第11話 後輩=ジョセフの妹

「やっぱり、唯人先輩ですよね!」

「久しぶり、由奈」


この子の名前は斎川由奈(さいかわゆな)。

俺の中学時代の後輩だ。

人懐っこい性格で、特に俺に対しては先輩の枠からはみ出ていると思うほど懐いている。

整った顔立ちをしていて、スタイル抜群。

出るところは天音よりも出ている。

すなわち巨峰だ。


「でも先輩なんでお兄ちゃんと一緒にいるんですか?」

由奈が痛いところを突いてきた。

「それはまあ、缶蹴りしてたんだよ」

「え?この年で缶蹴り‥‥まさか!お兄ちゃん私の先輩に迷惑かけたんでしょ!」

「いや、別にそんなことは‥「そうだ!」」


ジョセフが割って入ってきた。

こいつは俺との勝負を通して誠実になったらしい。


「俺が唯人に缶蹴りを申し込んだんだ」

「もうっ!お兄ちゃん最近はいっつも人に迷惑かけてばっかり!遂には唯人先輩にまで迷惑かけるなんて!」

「ごめんな、由奈。
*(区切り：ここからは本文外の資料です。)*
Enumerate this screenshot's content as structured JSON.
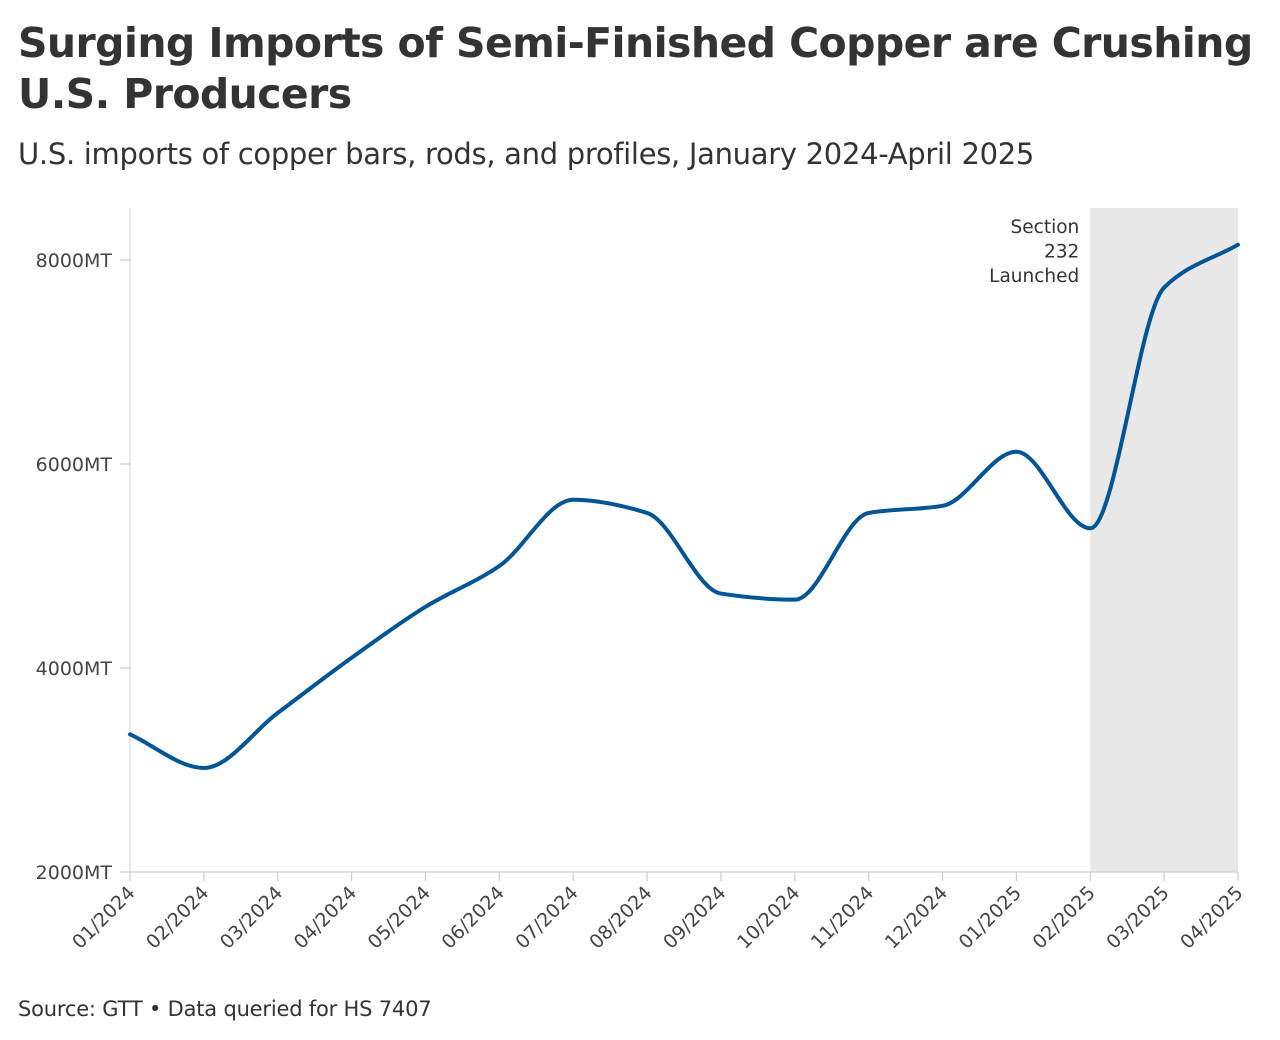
{
  "chart_data": {
    "type": "line",
    "title": "Surging Imports of Semi-Finished Copper are Crushing U.S. Producers",
    "subtitle": "U.S. imports of copper bars, rods, and profiles, January 2024-April 2025",
    "source": "Source: GTT • Data queried for HS 7407",
    "x": [
      "01/2024",
      "02/2024",
      "03/2024",
      "04/2024",
      "05/2024",
      "06/2024",
      "07/2024",
      "08/2024",
      "09/2024",
      "10/2024",
      "11/2024",
      "12/2024",
      "01/2025",
      "02/2025",
      "03/2025",
      "04/2025"
    ],
    "series": [
      {
        "values": [
          3350,
          3020,
          3560,
          4100,
          4600,
          5000,
          5650,
          5520,
          4730,
          4670,
          5520,
          5590,
          6120,
          5370,
          7730,
          8150
        ],
        "color": "#005596"
      }
    ],
    "ylim": [
      2000,
      8500
    ],
    "yticks": [
      {
        "value": 2000,
        "label": "2000MT"
      },
      {
        "value": 4000,
        "label": "4000MT"
      },
      {
        "value": 6000,
        "label": "6000MT"
      },
      {
        "value": 8000,
        "label": "8000MT"
      }
    ],
    "shaded_region": {
      "from": "02/2025",
      "to": "04/2025",
      "color": "#e8e8e8",
      "label": [
        "Section",
        "232",
        "Launched"
      ]
    },
    "grid": false,
    "legend": "none"
  }
}
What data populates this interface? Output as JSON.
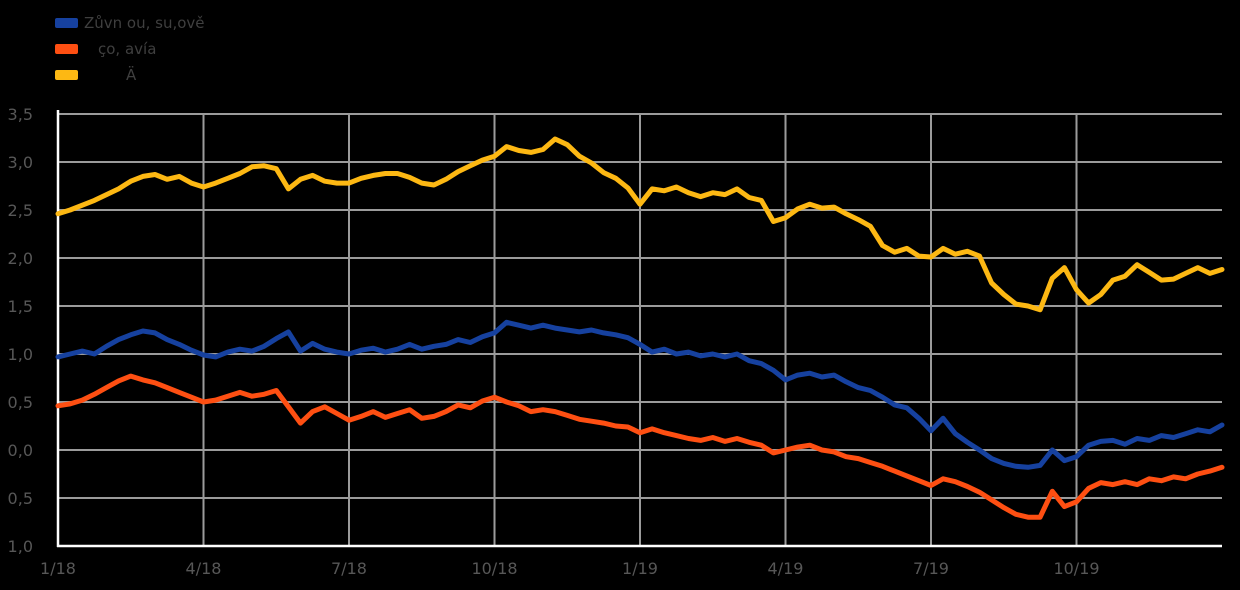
{
  "app": {
    "background": "#000000"
  },
  "colors": {
    "background": "#000000",
    "gridline": "#9b9b9b",
    "axis_line": "#ffffff",
    "tick_label": "#575757",
    "legend_text": "#3f3f3f",
    "series_blue": "#16419f",
    "series_orange": "#fe4f12",
    "series_yellow": "#fdb813"
  },
  "legend": {
    "position": "top-left",
    "items": [
      {
        "label": "Zůvn ou, su,ově",
        "color": "#16419f",
        "swatch": "blue-swatch"
      },
      {
        "label": "ço, avía",
        "color": "#fe4f12",
        "swatch": "orange-swatch"
      },
      {
        "label": "Ä",
        "color": "#fdb813",
        "swatch": "yellow-swatch"
      }
    ]
  },
  "chart_data": {
    "type": "line",
    "title": "",
    "xlabel": "",
    "ylabel": "",
    "grid": true,
    "legend_position": "top-left",
    "x_axis": {
      "unit": "month/year",
      "tick_labels": [
        "1/18",
        "4/18",
        "7/18",
        "10/18",
        "1/19",
        "4/19",
        "7/19",
        "10/19"
      ],
      "tick_months": [
        0,
        3,
        6,
        9,
        12,
        15,
        18,
        21
      ],
      "range_months": [
        0,
        24
      ]
    },
    "y_axis": {
      "tick_labels_displayed": [
        "3,5",
        "3,0",
        "2,5",
        "2,0",
        "1,5",
        "1,0",
        "0,5",
        "0,0",
        "0,5",
        "1,0"
      ],
      "tick_values": [
        3.5,
        3.0,
        2.5,
        2.0,
        1.5,
        1.0,
        0.5,
        0.0,
        -0.5,
        -1.0
      ],
      "range": [
        -1.0,
        3.5
      ],
      "decimal_separator": ","
    },
    "x": {
      "start": 0,
      "step": 0.25,
      "count": 97,
      "unit": "months-since-1/18"
    },
    "series": [
      {
        "name": "Zůvn ou, su,ově",
        "color": "#16419f",
        "values": [
          0.97,
          1.0,
          1.03,
          1.0,
          1.08,
          1.15,
          1.2,
          1.24,
          1.22,
          1.15,
          1.1,
          1.04,
          0.99,
          0.97,
          1.02,
          1.05,
          1.03,
          1.08,
          1.16,
          1.23,
          1.03,
          1.11,
          1.05,
          1.02,
          1.0,
          1.04,
          1.06,
          1.02,
          1.05,
          1.1,
          1.05,
          1.08,
          1.1,
          1.15,
          1.12,
          1.18,
          1.22,
          1.33,
          1.3,
          1.27,
          1.3,
          1.27,
          1.25,
          1.23,
          1.25,
          1.22,
          1.2,
          1.17,
          1.1,
          1.02,
          1.05,
          1.0,
          1.02,
          0.98,
          1.0,
          0.97,
          1.0,
          0.93,
          0.9,
          0.83,
          0.73,
          0.78,
          0.8,
          0.76,
          0.78,
          0.71,
          0.65,
          0.62,
          0.55,
          0.47,
          0.44,
          0.33,
          0.2,
          0.33,
          0.17,
          0.08,
          0.0,
          -0.09,
          -0.14,
          -0.17,
          -0.18,
          -0.16,
          0.0,
          -0.11,
          -0.07,
          0.05,
          0.09,
          0.1,
          0.06,
          0.12,
          0.1,
          0.15,
          0.13,
          0.17,
          0.21,
          0.19,
          0.26
        ]
      },
      {
        "name": "ço, avía",
        "color": "#fe4f12",
        "values": [
          0.46,
          0.48,
          0.52,
          0.58,
          0.65,
          0.72,
          0.77,
          0.73,
          0.7,
          0.65,
          0.6,
          0.55,
          0.5,
          0.52,
          0.56,
          0.6,
          0.56,
          0.58,
          0.62,
          0.45,
          0.28,
          0.4,
          0.45,
          0.38,
          0.31,
          0.35,
          0.4,
          0.34,
          0.38,
          0.42,
          0.33,
          0.35,
          0.4,
          0.47,
          0.44,
          0.51,
          0.55,
          0.5,
          0.46,
          0.4,
          0.42,
          0.4,
          0.36,
          0.32,
          0.3,
          0.28,
          0.25,
          0.24,
          0.18,
          0.22,
          0.18,
          0.15,
          0.12,
          0.1,
          0.13,
          0.09,
          0.12,
          0.08,
          0.05,
          -0.03,
          0.0,
          0.03,
          0.05,
          0.0,
          -0.02,
          -0.07,
          -0.09,
          -0.13,
          -0.17,
          -0.22,
          -0.27,
          -0.32,
          -0.37,
          -0.3,
          -0.33,
          -0.38,
          -0.44,
          -0.52,
          -0.6,
          -0.67,
          -0.7,
          -0.7,
          -0.43,
          -0.59,
          -0.54,
          -0.4,
          -0.34,
          -0.36,
          -0.33,
          -0.36,
          -0.3,
          -0.32,
          -0.28,
          -0.3,
          -0.25,
          -0.22,
          -0.18
        ]
      },
      {
        "name": "Ä",
        "color": "#fdb813",
        "values": [
          2.46,
          2.5,
          2.55,
          2.6,
          2.66,
          2.72,
          2.8,
          2.85,
          2.87,
          2.82,
          2.85,
          2.78,
          2.74,
          2.78,
          2.83,
          2.88,
          2.95,
          2.96,
          2.93,
          2.72,
          2.82,
          2.86,
          2.8,
          2.78,
          2.78,
          2.83,
          2.86,
          2.88,
          2.88,
          2.84,
          2.78,
          2.76,
          2.82,
          2.9,
          2.96,
          3.02,
          3.06,
          3.16,
          3.12,
          3.1,
          3.13,
          3.24,
          3.18,
          3.06,
          2.99,
          2.89,
          2.83,
          2.73,
          2.56,
          2.72,
          2.7,
          2.74,
          2.68,
          2.64,
          2.68,
          2.66,
          2.72,
          2.63,
          2.6,
          2.38,
          2.42,
          2.51,
          2.56,
          2.52,
          2.53,
          2.46,
          2.4,
          2.33,
          2.13,
          2.06,
          2.1,
          2.02,
          2.01,
          2.1,
          2.04,
          2.07,
          2.02,
          1.74,
          1.62,
          1.52,
          1.5,
          1.46,
          1.79,
          1.9,
          1.67,
          1.53,
          1.62,
          1.77,
          1.81,
          1.93,
          1.85,
          1.77,
          1.78,
          1.84,
          1.9,
          1.84,
          1.88
        ]
      }
    ]
  }
}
兄ちゃん、今の彼女が出来てから彼女がヤンチャな男が好きって聞いて、少しでも彼女の好みに近い男になろうとしたんだ」


えっ!?ジョセフ可愛いな!?

だから勝負も缶蹴りだったのか、納得した。


「はあ、唯人先輩。お兄ちゃん、なにかに一生懸命になると少し度が過ぎてしまう性格なんです。なので唯人先輩には本当にご迷惑をかけたみたいで、どうお詫びしたらいいか‥‥」

「いやっ!マジで大丈夫だから!」

「それでは私の気が済みません!あっ!じゃあ明日、昼休みにお弁当作って来ます!」

「いやあ、それはありがたいけど‥‥‥ん?」


なんで由奈は昼休みとか弁当とか‥‥まさか!


「もしかして由奈、今日高校の始業式だったりした?」

「はい!私、今年度からまた、先輩の後輩として華斗咲学園でお世話になります!」


まさかの急展開。

缶蹴り勝負をした不良の妹が中学時代の後輩で、その後輩が今日からまた俺の後輩になるとは‥‥‥。


そんなこんなで、俺とジョセフはLIMEを交換し、打ち解けたところでお開きとなった。


それにしても、明日、久しぶりに由奈の弁当が食べられるのか‥‥。


今日は楽しみすぎて寝れるか不安だな。